Actual economist Dean Baker explains why last quarter's GDP growth was not "amazing." Long story short: two quarters of 2015 surpassed it, and even President Carter had a quarter with four times the GDP growth of this past one. Long story somewhat longer: we're not seeing wage growth along with GDP growth, we're not even seeing investment growth in significant amounts, and the rich are getting most of the benefits from the Republican tax scam. Remember, kids: you can't eat GDP.
Dan Alexander at Forbes suggests that our Commerce Secretary, Wilbur Ross, has demonstrated a "Pattern of Grifting" at his businesses. Out of the over $120 million Mr. Ross might have stolen, if all the multitudinous complaints against him are true, he's paid at least $12 million in settlements and fines, plus his corporation returned $12 million to investors as part of an SEC settlement in 2016. Given how well his corporation was doing in 2016 (i.e., not), perhaps Mr. Ross looked at our President as an escape hatch. And maybe our President looked at Mr. Ross and saw a kindred spirit!

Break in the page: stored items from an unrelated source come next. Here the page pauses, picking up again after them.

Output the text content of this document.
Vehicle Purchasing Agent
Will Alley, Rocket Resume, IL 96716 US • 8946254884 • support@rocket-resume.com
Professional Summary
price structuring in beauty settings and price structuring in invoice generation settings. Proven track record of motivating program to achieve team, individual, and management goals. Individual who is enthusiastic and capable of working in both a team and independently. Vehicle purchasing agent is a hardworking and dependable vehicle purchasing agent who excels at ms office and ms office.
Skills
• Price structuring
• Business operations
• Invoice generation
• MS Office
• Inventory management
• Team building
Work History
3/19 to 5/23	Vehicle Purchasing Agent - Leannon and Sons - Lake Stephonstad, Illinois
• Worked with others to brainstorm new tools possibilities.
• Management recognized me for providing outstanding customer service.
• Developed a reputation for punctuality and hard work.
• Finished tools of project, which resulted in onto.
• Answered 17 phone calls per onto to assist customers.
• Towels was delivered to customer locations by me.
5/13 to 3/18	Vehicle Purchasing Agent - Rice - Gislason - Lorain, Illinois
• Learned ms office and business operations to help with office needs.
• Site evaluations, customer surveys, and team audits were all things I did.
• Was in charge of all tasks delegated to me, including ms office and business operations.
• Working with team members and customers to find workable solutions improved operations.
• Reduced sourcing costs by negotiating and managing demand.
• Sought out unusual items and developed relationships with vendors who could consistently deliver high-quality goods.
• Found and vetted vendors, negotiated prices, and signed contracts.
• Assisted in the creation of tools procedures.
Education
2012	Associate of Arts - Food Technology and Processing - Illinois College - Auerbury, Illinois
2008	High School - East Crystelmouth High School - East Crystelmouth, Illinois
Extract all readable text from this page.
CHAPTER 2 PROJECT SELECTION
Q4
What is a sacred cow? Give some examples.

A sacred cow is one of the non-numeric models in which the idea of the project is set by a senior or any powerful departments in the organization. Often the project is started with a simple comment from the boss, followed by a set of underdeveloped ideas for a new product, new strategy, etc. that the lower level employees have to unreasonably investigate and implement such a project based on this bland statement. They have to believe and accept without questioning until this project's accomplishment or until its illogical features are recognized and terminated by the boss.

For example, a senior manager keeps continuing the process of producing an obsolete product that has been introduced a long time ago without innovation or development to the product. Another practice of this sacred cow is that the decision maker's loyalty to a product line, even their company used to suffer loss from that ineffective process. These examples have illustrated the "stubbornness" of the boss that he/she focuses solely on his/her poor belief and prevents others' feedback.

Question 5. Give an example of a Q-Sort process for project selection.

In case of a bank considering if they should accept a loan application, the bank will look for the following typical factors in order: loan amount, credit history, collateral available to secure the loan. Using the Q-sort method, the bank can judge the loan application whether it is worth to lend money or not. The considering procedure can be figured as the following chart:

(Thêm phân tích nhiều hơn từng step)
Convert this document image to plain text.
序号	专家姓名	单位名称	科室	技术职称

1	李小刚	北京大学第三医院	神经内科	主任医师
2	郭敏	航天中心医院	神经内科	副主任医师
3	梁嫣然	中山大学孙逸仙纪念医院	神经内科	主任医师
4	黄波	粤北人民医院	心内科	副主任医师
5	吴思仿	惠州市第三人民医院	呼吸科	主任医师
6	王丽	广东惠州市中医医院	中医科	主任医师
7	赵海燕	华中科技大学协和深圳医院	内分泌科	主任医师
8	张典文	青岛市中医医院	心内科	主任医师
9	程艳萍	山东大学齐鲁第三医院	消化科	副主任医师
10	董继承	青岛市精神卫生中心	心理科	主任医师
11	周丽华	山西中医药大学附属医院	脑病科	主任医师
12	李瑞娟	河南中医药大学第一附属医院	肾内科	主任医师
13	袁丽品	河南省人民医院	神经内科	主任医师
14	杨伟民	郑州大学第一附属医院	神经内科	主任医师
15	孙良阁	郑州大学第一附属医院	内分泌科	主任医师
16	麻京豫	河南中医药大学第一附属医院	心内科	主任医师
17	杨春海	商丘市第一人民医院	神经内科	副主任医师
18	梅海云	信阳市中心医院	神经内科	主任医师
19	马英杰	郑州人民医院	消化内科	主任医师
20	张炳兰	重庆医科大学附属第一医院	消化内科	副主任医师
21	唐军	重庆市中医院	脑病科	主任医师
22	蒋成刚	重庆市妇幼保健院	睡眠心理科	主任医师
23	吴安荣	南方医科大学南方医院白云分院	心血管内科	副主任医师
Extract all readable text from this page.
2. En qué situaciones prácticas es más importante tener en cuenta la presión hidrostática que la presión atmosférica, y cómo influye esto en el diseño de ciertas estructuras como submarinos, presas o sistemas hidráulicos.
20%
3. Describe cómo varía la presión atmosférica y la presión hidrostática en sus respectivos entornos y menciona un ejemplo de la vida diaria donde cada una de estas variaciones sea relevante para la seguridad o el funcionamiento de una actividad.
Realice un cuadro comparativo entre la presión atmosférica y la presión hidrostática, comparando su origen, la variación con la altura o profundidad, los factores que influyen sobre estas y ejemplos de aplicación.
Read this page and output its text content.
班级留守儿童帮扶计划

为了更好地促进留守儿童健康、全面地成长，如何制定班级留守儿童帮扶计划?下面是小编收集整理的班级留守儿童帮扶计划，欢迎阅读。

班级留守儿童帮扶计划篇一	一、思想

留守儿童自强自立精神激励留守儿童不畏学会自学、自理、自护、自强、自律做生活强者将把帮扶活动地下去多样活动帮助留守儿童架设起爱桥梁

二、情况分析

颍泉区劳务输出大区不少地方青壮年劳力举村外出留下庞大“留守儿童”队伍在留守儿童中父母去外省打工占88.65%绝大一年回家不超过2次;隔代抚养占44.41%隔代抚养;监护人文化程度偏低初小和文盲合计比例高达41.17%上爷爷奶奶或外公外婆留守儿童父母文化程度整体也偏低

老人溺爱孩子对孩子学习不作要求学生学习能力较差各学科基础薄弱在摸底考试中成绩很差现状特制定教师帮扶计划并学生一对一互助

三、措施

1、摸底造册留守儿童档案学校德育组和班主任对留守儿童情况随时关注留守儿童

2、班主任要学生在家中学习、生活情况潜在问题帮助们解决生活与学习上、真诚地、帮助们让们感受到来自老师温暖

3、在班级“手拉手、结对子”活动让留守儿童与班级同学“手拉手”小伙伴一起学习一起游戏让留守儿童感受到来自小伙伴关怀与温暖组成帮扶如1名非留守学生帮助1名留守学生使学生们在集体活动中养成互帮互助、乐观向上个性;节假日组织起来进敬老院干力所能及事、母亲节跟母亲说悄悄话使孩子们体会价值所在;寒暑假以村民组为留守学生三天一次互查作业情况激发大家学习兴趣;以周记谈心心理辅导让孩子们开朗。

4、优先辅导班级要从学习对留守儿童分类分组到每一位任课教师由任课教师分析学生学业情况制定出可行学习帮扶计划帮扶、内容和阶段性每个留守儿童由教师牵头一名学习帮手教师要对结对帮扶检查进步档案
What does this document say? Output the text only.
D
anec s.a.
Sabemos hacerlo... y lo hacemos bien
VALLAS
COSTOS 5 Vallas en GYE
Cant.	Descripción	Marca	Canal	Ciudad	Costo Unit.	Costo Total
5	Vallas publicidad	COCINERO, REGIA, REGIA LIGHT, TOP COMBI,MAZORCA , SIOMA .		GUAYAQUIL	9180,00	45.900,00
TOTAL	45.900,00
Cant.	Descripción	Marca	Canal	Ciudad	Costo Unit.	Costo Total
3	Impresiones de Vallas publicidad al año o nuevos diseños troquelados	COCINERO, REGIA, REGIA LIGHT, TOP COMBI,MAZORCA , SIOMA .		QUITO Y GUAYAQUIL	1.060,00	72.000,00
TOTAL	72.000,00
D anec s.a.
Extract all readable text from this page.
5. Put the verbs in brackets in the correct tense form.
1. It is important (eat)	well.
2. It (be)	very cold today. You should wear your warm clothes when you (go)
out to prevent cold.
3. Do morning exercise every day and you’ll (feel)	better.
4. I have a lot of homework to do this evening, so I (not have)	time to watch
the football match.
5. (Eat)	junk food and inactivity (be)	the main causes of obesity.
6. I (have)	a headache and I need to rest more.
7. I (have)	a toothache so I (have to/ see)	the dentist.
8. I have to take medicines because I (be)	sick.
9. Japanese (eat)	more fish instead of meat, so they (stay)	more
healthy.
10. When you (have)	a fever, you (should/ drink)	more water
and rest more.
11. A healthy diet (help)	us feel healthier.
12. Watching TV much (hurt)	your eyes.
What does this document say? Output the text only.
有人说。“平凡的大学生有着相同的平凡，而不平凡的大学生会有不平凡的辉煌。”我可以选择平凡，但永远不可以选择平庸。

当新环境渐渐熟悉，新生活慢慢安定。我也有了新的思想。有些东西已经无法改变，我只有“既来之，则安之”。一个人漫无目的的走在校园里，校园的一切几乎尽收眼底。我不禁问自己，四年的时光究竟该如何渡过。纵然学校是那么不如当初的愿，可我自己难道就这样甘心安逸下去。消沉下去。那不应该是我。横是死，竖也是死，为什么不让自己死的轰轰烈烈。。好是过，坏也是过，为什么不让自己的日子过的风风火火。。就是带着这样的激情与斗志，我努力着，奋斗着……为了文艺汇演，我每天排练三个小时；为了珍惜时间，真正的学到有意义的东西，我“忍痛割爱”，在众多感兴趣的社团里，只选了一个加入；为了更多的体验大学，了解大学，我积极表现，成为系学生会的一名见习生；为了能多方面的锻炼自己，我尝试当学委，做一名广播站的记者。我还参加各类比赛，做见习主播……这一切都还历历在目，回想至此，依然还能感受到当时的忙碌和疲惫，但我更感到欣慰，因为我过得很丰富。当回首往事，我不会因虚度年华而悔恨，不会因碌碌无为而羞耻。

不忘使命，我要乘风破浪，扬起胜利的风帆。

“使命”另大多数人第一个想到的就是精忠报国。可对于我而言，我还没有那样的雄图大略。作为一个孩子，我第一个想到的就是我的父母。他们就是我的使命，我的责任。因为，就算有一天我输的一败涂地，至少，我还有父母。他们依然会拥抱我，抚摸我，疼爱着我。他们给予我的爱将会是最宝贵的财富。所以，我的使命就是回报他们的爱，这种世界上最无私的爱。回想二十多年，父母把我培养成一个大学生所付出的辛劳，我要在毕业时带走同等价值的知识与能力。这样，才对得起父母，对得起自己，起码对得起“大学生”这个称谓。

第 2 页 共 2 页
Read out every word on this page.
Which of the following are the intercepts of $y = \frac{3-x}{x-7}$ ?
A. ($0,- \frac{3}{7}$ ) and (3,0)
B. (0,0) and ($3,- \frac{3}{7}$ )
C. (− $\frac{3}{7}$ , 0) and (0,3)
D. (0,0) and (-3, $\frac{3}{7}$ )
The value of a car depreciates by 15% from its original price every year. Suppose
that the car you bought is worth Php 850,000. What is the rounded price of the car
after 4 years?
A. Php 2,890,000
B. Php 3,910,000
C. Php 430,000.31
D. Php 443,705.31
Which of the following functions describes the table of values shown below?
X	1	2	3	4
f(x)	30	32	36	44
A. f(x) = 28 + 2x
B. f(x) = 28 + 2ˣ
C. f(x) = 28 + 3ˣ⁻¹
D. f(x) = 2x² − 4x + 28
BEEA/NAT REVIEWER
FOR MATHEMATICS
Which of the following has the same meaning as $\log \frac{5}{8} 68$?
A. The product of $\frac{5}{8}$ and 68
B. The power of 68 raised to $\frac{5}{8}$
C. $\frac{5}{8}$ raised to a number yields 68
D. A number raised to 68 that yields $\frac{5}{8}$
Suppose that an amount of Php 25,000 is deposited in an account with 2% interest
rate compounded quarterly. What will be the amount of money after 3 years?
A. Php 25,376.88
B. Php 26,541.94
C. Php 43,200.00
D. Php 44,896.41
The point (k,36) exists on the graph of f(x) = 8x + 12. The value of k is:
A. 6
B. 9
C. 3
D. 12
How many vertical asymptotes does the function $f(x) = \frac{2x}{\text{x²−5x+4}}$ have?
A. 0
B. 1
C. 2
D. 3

Sen. Dean Heller (R-NV) says Republicans made a "big mistake" in trying to "reform" health care first. He's absolutely right that health care was tactically the wrong thing to try to do first, and maybe even that health care "reform" (recall that Mr. Heller's name was also on the notorious Graham-Kennedy bill that comprised the Senate's second failed health care "reform" bill) could have passed if they'd done taxes first. I suppose if you're conspiracy-minded, you'd find it odd that Republicans tried to do that first, since surely they knew the "resistance" had already made defending the Affordable Care Act its top priority.
Add Jonathan Last to the list of right-wingers who think Democrats can win in 2020 by going considerably further left. I disagree strongly, of course, that Howard Dean is all that liberal (he was, after all, the only state governor who chose to balance his state's budget during the '90s!) or that Barack Obama is all that liberal (n.b. virtually everything I've ever said about him), but Mr. Last's thesis that the more "mainstream" candidate tends to lose does map fairly well onto my thesis that the candidate who seems less like a politician tends to win, even if I would quarrel with how he describes many of these candidates (Mr. Mondale was the more liberal alternative in 1984 even if he was also the more "mainstream" one, and Mr. Bush the Lesser posed as a moderate in 2000 before governing as a far right-winger).
Finally, in advance of an Inspector General report on the matter, FCC Chair Ajit Pai admits that last year's alleged hack of the FCC's commenting system during its net neutrality repeal process never actually happened. And of course Mr. Pai blames underlings and the Obama Administration, just like his boss. He's gotta hope that he's slung so much fecal matter against the wall that a court hearing challenges to his net neutrality repeal won't be able to keep up -- also, just like his boss.